New Law Bans ISPs From Charging You A 'Rental' Fee For Hardware You Already Own
from the ill-communication dept
For much of this year, broadband customers have been complaining that Frontier Communications, the nation’s third-biggest telco, had been charging its customers a rental fee for modems they already owned. Normally, you’re supposed to be able to buy your own modem instead of paying your ISP a rental fee upwards of $10 per month. To nab some extra dough from captive customers, Frontier basically decided to charge its customers a rental fee anyway, giving them a polite, though giant, middle finger when they complained.

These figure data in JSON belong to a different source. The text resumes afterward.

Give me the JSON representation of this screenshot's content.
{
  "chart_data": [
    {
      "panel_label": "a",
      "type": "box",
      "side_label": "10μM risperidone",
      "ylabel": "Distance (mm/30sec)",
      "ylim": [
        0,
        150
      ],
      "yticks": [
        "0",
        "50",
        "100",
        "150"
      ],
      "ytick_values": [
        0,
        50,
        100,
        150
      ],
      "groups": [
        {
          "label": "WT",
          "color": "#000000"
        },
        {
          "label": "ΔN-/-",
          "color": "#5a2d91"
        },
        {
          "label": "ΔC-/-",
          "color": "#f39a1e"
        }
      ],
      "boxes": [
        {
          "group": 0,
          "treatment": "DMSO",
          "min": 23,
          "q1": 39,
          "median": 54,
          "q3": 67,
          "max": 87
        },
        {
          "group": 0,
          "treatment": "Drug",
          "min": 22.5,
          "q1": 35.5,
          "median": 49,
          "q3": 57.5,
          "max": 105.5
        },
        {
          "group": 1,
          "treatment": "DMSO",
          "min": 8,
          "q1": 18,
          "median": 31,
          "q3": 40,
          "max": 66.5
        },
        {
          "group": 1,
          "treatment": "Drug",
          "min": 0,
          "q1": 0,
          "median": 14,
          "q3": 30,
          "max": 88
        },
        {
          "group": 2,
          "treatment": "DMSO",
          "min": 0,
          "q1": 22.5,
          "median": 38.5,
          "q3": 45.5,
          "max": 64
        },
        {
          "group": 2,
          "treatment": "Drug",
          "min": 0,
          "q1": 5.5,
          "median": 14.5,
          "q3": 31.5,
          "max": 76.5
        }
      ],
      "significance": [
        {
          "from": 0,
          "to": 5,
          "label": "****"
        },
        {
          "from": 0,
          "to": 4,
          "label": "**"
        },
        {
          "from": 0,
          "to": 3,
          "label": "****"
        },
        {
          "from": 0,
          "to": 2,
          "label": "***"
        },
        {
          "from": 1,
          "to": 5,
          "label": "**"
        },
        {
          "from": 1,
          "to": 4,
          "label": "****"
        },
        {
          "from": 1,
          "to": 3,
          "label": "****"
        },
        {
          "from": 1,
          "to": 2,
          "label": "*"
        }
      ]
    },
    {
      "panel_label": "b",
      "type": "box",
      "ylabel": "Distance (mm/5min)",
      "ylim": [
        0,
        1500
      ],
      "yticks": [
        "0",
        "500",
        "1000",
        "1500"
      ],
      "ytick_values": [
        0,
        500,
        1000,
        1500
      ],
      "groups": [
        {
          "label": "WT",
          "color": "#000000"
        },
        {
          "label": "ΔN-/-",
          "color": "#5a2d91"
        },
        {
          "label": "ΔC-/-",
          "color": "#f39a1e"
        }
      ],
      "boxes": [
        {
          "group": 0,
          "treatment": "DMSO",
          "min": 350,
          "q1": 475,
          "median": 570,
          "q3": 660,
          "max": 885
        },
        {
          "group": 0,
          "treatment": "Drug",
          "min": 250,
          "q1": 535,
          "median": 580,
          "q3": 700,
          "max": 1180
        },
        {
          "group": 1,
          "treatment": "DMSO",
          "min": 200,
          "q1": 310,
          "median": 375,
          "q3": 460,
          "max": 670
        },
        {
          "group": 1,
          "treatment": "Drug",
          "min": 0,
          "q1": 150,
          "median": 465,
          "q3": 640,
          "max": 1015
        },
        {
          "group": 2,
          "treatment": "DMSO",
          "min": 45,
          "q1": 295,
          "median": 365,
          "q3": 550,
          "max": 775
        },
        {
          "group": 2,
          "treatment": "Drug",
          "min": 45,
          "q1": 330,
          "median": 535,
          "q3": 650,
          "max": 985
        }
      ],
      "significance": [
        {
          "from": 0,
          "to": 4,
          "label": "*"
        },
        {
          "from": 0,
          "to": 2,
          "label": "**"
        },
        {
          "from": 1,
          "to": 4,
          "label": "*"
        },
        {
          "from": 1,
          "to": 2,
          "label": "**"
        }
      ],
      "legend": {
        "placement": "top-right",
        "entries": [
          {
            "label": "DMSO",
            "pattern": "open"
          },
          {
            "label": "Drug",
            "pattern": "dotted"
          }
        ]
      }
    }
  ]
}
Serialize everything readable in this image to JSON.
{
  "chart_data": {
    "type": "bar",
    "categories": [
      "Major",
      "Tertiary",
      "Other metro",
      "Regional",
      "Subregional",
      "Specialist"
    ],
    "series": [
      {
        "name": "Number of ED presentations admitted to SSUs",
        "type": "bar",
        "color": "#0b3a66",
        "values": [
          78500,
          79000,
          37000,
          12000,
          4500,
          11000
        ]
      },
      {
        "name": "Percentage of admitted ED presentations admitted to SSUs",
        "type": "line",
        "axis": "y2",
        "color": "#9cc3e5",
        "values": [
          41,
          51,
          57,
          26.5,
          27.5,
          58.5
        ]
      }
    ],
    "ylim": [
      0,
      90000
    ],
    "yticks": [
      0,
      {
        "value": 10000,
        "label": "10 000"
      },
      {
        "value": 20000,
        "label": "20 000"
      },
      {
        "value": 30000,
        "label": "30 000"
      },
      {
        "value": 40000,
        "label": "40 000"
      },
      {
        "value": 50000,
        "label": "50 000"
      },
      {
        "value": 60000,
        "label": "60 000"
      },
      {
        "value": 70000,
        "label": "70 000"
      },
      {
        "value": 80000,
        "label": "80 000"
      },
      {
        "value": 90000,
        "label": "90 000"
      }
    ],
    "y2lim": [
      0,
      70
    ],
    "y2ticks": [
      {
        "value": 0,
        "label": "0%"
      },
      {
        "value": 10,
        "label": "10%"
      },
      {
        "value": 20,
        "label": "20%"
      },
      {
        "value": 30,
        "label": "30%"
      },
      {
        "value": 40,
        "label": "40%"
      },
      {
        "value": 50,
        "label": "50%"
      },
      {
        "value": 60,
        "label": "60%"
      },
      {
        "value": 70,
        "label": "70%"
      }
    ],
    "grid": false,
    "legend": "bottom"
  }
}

And because the FCC’s net neutrality repeal effectively neutered the agency’s ability to police this sort of behavior (not that the Pai FCC would anyway), consumers who complained to the agency were met with a glassy-eyed stare:
“Son filed a complaint with the Federal Communications Commission; Frontier responded to the complaint but stuck to its position that he has to pay the fee. A voicemail that Frontier left with Son and his wife said the company informed the FCC that “the router monthly charge is an applicable fee, and it will continue to be billed.
The FCC complaints team told Son in an email, “We reviewed the provider’s response and based on the information submitted, we believe your provider has responded to your concerns.” With FCC Chairman Ajit Pai having deregulated the broadband industry, there’s little to no chance of the commission taking action to stop fees like the one charged by Frontier.”
Fast forward to last month when the problem was fixed, shockingly enough, by the US Congress. A massive US government spending bill approved by Congress and signed by President Trump last month not only included some updates to the Communications Act cracking down slightly on bullshit cable TV fees, but a little noticed provision that formally bans the nonsense Frontier has been engaged in:
“A new “consumer right to accurate equipment charges” prohibits the companies from charging customers for “covered equipment provided by the consumer.” Covered equipment is defined as “equipment (such as a router) employed on the premises of a person… to provide [TV service] or to provide fixed broadband Internet access service.”
The companies may not charge rental or lease fees in cases when “the provider has not provided the equipment to the consumer; or the consumer has returned the equipment to the provider.”
The new law is an update to the Communications Act and is scheduled to apply six months after passage, which would be June 20. The law gives the Federal Communications Commission an option to extend the deadline by six months if the FCC “finds that good cause exists for such an additional extension.” As we’ve previously written, the FCC hasn’t done much of anything to protect customers from bogus rental fees.
The telecom and media sector usually lobbies tooth and nail (usually successfully) to kill these kinds of protections, but the sheer size of the bill apparently let the provision sneak through. Granted the law only matters if somebody’s willing to enforce it, and with an FTC and FCC that have repeatedly shown they’re a rubber stamp for their BFFs in the telecom sector, that’s not going to come easy.